During the Spanish Civil War, he became a lieutenant in the Spanish Republican Army. After the Nationalist victory, he was captured and imprisoned by the Francoist dictatorship. In 1942, he escaped to Vichy France, but returned to Catalonia in 1944 to prosecute guerrilla warfare against the dictatorship, as part of the Spanish Maquis. There he led a rural group of Catalan anarchist guerrillas. As leader of his guerrilla group, Massana trained and gave orders to his troops, and became the face of their movement. Together with Ramon Vila and Jaume Puig, he carried out a campaign of attacks, kidnappings and robberies throughout the comarques of Berguedà and Solsonès.

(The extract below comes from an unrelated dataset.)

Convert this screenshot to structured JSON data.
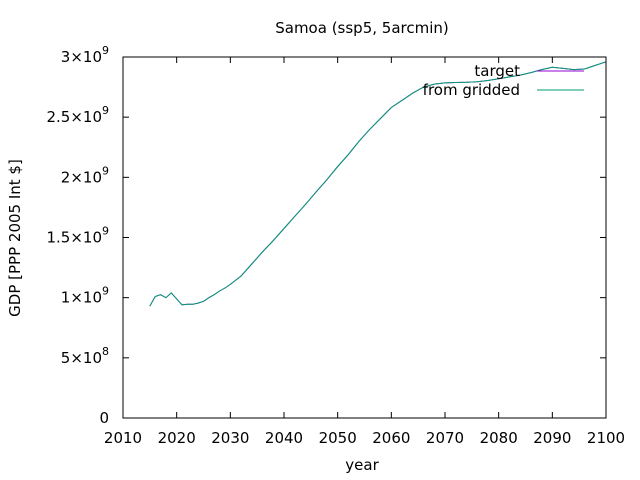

He would often amuse his comrades by parodying Ecclesiastical Latin phrases or by disguising himself as a Catholic priest when they walked through small towns; this was at a time when mass was enforced, so everyone knew what their local priest looked like. According to historian Marcella Hayes, in dressing as a priest, Massana wanted to publicly demonstrate his defilement of Catholic tradition and encourage others to do so as well. His group largely operated in the area between his hometown of Berga and the regional centre of Manresa. Throughout his guerrilla campaign, he maintained ties with people in Berga, where he was broadly popular among the local population.

On one occasion, in 1945, he heard that a captain of the Civil Guard had promised "not to rest" until he had killed Massana. Massana decided to go to a bar that the captain frequented, order a coffee while the Civil Guard were still there and then pay both his own bill and that of the captain. Working under the assumption that the Civil Guard would not recognise him and that nobody in the bar would give him away, Massana publicly humiliated the police captain, who now knew that the guerrillas had the support of the population. Days later, a member of Massana's group called into Radio Andorra, requested they play Antonio Machín's song Espérame en el cielo and dedicated it to the captain in Massana's name. This spread gossip of the prank even further.

On 11 November 1949, the Civil Guard arrested, tortured and then executed a farmer and his son-in-law after discovering they had sheltered Massana and his guerrillas. Not long after, Massana escaped to France. Towards the end of 1950, French police arrested Massana and his group while they were smuggling arms across the France–Spain border. Massana managed to resist his extradition back to Spain, and in 1956, he was released from prison. Massana then quit his career in the maquis and spent the rest of his life in France. In an interview he gave in 1979, he said he did not carry out his guerrilla campaign "for the sake of juvenile adventurism... To go on foot from Sabadell to the frontier with 35 kilos on one's back is not something one does for adventurism but for ideals." Massana died in Foix, in the Occitania region of France, on 21 May 1981.